A Senhoria que espera a porta da casa, jamais pode ser a figura fraca, pensem em todas as mulheres que ao longo da História mantiveram as suas casas e famílias seguras enquanto “seus homens” iam para a guerra, elas eram ou são fracas? A Ali que espera e esperou Bono por tantos anos é a dona da sua vida, a dona da sua família, o porto na tempestade, alguém que sem claro o U2 e nós não estaríamos aqui até hoje.

 

 

 

Sim. Ali e eu estamos provavelmente mais apaixonados agora do que quando nós ficamos juntos a primeira vez. Eu não acho que é dado muito crédito, mas quando as pessoas trabalham através de seus problemas e ficam juntas – “Ordinary Love” (Amor Comum) é isso. Espero que seja interessante escrever canções de amor. Não as centenas de milhares de canções sobre a paixão e perder a sua cabeça ao amar. Não é interessante escrever músicas frias, medidas, estilo “Como chegamos aqui”?

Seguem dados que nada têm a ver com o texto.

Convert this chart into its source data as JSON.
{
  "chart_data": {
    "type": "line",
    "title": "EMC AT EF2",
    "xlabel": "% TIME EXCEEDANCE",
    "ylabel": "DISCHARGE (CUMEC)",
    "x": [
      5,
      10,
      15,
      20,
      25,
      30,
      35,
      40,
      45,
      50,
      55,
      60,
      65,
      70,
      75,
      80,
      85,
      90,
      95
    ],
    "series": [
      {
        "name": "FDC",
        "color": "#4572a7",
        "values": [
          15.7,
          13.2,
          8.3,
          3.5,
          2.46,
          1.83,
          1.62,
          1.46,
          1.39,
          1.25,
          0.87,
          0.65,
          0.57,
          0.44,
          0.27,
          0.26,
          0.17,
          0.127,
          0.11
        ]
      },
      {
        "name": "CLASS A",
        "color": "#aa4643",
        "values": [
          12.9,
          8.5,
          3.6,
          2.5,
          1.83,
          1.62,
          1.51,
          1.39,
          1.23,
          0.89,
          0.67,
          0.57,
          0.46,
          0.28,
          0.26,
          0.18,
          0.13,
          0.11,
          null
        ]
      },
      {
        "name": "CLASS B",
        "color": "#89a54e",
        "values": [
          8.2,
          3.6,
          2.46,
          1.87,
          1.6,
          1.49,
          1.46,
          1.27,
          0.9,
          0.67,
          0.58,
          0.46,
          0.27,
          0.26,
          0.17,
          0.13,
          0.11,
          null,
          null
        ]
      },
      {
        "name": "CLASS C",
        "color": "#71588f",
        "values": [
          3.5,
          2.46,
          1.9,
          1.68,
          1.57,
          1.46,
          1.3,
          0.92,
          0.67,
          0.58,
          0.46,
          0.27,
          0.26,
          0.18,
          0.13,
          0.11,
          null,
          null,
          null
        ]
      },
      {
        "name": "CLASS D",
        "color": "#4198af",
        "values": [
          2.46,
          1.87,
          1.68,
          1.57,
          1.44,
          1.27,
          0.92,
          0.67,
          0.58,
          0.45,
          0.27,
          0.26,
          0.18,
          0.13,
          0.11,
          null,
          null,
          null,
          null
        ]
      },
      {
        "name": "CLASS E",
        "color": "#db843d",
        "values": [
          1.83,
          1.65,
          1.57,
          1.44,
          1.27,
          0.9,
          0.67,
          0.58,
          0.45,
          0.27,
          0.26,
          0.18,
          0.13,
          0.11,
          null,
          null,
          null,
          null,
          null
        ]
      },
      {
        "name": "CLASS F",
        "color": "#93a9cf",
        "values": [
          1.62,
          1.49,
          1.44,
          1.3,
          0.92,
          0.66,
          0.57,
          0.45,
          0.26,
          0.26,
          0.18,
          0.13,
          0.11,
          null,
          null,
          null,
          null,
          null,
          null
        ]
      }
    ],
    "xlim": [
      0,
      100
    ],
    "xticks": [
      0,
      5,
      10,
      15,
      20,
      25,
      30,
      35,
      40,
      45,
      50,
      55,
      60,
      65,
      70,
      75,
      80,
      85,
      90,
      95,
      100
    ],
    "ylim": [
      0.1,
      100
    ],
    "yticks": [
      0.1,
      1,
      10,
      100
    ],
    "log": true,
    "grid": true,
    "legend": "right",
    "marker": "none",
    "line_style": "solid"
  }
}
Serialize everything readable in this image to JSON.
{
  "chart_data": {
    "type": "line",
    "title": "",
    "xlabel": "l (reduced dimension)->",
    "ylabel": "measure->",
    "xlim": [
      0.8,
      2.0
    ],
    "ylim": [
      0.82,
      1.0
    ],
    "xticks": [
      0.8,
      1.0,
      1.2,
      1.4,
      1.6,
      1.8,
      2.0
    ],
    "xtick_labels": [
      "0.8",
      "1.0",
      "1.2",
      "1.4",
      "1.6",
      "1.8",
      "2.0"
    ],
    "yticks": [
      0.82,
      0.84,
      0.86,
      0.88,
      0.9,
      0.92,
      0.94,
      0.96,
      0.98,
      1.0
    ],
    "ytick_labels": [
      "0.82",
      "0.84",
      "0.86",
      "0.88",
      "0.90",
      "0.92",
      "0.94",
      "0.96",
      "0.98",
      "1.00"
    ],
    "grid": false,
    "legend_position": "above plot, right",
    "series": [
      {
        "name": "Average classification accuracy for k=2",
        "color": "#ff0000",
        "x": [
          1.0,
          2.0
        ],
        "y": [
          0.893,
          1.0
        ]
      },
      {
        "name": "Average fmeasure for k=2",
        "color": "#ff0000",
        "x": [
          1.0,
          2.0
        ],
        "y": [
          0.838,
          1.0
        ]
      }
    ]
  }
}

Bono – Rolling Stone, 2016

Jordan e Eve, as duas jovens mulheres na “linha de sucessão” de Bono e do U2, até o momento talvez sejam as que mais se aproximam de seguir a carreira dos pais famosos. Jordan ligada a movimentos sociais como o pai, Eve já consolidando a sua carreira de atriz.

"A banda está sempre ouvindo música, e eu tenho meus filhos. Jordan é uma pretensiosa musical, uma esnobe indie. Eve é hip-hop. Elijah está em uma banda, e ele tem sentimentos muito fortes sobre a música, mas ele não faz qualquer distinção entre, vamos dizer, o The Who e o The Killers. Ou, você sabe, Nirvana e Royal Blood. Não é geracional para ele. É o som e o que ele está vivenciando. Ele acredita que uma revolução do rock & roll está ao virar da esquina."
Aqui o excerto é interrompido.